L’entracte arrivait, l’ouvreuse proposait ses friandises et esquimaux. Nous, tu penses, pas le rond pour acheter tout ça même pas grave. Son fils "Popol" (ça ne s’invente pas), un pote, s’égosillait dans l’allée en criant "la poignée". Il s’agissait d’une poignée d’illustrés, des bouillons, des invendus, achetés je ne sais où ,et vendus 10 ou 20 balles. On trouvait, en vrac, un Tarzan imprimé sur papier pelure format plus petit qu’un journal à l’ancienne - Tarzan, les beaux dessins de Hoggarth, le regard d’acier de l’homme singe, ses cheveux noirs, et surtout les muscles saillants, rehaussés de traits de plume, moi qui étais gaulé comme une arbalète, ça me laissait rêveur, je m’voyais anéantir une tribu entière de vilains sauvages venus bouffer Jane ! Ah la la, j’avais le surin sanglant, l’eustache dévastateur, l’opinel vengeur ! Fallait pas faire chier Tarzan ! Mais je divague, il y avait aussi, dans cette fameuse "poignée", Hurrah, l’Intrépide, Coq Hardi. Ne cherchez pas : Mandrake, Lautard, le fantôme du Bengale, Tarou, Placid et Muzo sont morts depuis longtemps !
Et le film commençait, enfin…. C’était Zorro, contre Don del Oro. C’était aussi des Laurel et Hardi, je crois que je les ai tous vus. J’en ai racheté un ou deux, mais la magie n’opère plus, c’est comme les albums de Tintin, je les aime encore, mais je crois bien que ça n’est plus pareil ! On voyait aussi les deux nigauds Abott et Costello, un ersatz de Stan et Oliver ! Sans oublier bien sûr des films de cape et d ‘épée.
La séance achevée, on rentrait avec les fesses tannées, parce que je ne vous l’ai pas dit, mais pour 12 balles, nous n’avions droit qu’aux banquettes des trois premiers rangs.

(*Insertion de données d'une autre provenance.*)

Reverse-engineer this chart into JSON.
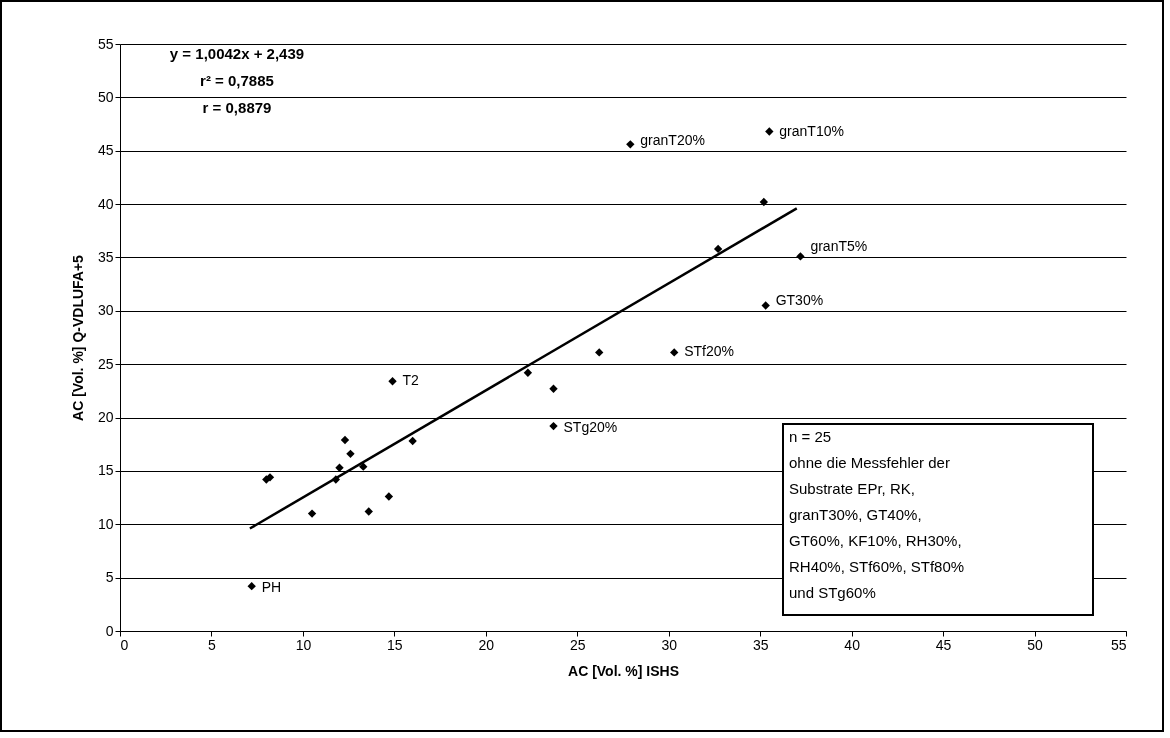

En bois les banquettes.! Pour les fauteuils rembourrés, c’était plus cher.
A peine rentrés, on refaisait le far-west ou les trois mousquetaires sans Milady, à cet âge-là rien à foutre des filles, surtout pas dans nos jeux ! On jouait jusque cinq ou six heures et puis nous rentrions, un peu tristounets : le lendemain, y’avait école, BEURK !!!!

18 commentaires:

  1. vegas sur sarthe23 avril 2019 à 15:02

    On sent bien que tu es complètement dans ton thème !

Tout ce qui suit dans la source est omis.